Los niños que irán a vivir al centro de Matxaria serán aquellos

que tienen bajas posibilidades de desarrollarse normalmente e integrarse funcionalmente a la sociedad, dadas ciertas condiciones desfavorables familiares y sociales, asociadas a la extrema pobreza o a un amplio número de problemáticas sociales. Entre estos factores que motivan la apertura de estos centros están los relacionados con ambientes de inestabilidad familiar y violencia intrafamiliar, maltratos físicos y psicológicos, consumo de drogas, abandono escolar y trabajo prematuro. De hecho los expertos hablan que «la importancia de invertir en programas preventivos, detectando tempranamente a los niños en riesgo, antes de que manifiesten actitudes violentas o se involucren en actos delictivos». Por ello, se establece la figura de la tutela como la situación jurídica en la que se coloca a determinada persona bajo la guarda y potestad de otra, como ocurrirá en Matxaria. Esta es una institución concebida para personas que no pueden valerse por sí mismas (incapaces) y aplicable a los menores no sujetos a patria potestad. La tutela administrativa de los menores desamparados es automática. Otra figura es la guarda de un menor que supone para quien ejerce la obligación de velar por él, tenerlo en su compañía, alimentarlo, educarlo y procurarle una atención y formación integral.

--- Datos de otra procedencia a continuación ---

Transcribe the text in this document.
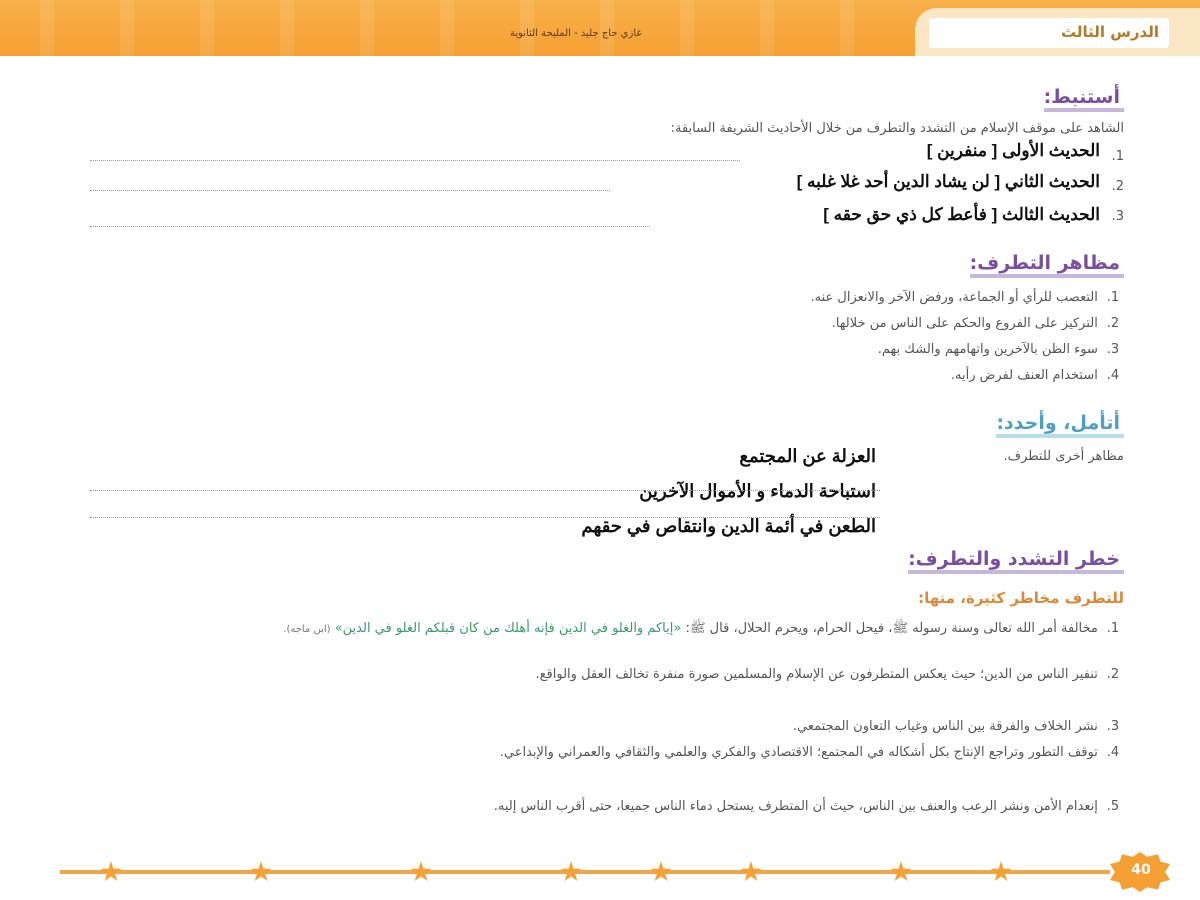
غازي حاج جليد - المليحة الثانوية	الدرس الثالث
أستنبط:
الشاهد على موقف الإسلام من التشدد والتطرف من خلال الأحاديث الشريفة السابقة:
1.
الحديث الأولى [ منفرين ]
2.
الحديث الثاني [ لن يشاد الدين أحد غلا غلبه ]
3.
الحديث الثالث [ فأعط كل ذي حق حقه ]
مظاهر التطرف:
1. التعصب للرأي أو الجماعة، ورفض الآخر والانعزال عنه.
2. التركيز على الفروع والحكم على الناس من خلالها.
3. سوء الظن بالآخرين واتهامهم والشك بهم.
4. استخدام العنف لفرض رأيه.
أتأمل، وأحدد:
مظاهر أخرى للتطرف.
العزلة عن المجتمع
استباحة الدماء و الأموال الآخرين
الطعن في أئمة الدين وانتقاص في حقهم
خطر التشدد والتطرف:
للتطرف مخاطر كثيرة، منها:
1. مخالفة أمر الله تعالى وسنة رسوله ﷺ، فيحل الحرام، ويحرم الحلال، قال ﷺ: «إياكم والغلو في الدين فإنه أهلك من كان قبلكم الغلو في الدين» (ابن ماجه).
2. تنفير الناس من الدين؛ حيث يعكس المتطرفون عن الإسلام والمسلمين صورة منفرة تخالف العقل والواقع.
3. نشر الخلاف والفرقة بين الناس وغياب التعاون المجتمعي.
4. توقف التطور وتراجع الإنتاج بكل أشكاله في المجتمع؛ الاقتصادي والفكري والعلمي والثقافي والعمراني والإبداعي.
5. إنعدام الأمن ونشر الرعب والعنف بين الناس، حيث أن المتطرف يستحل دماء الناس جميعا، حتى أقرب الناس إليه.
40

No obstante, esta es la que más futuro cuenta y que permitirá al menor que después de unos días o semanas en Matxatia pueda pasar a convivir con una familia de la comarca.

También se dan casos de desamparo o alguna situación que se produce a causa del incumplimiento del ejercicio de los deberes de protección establecidos por las leyes para la guarda de los menores.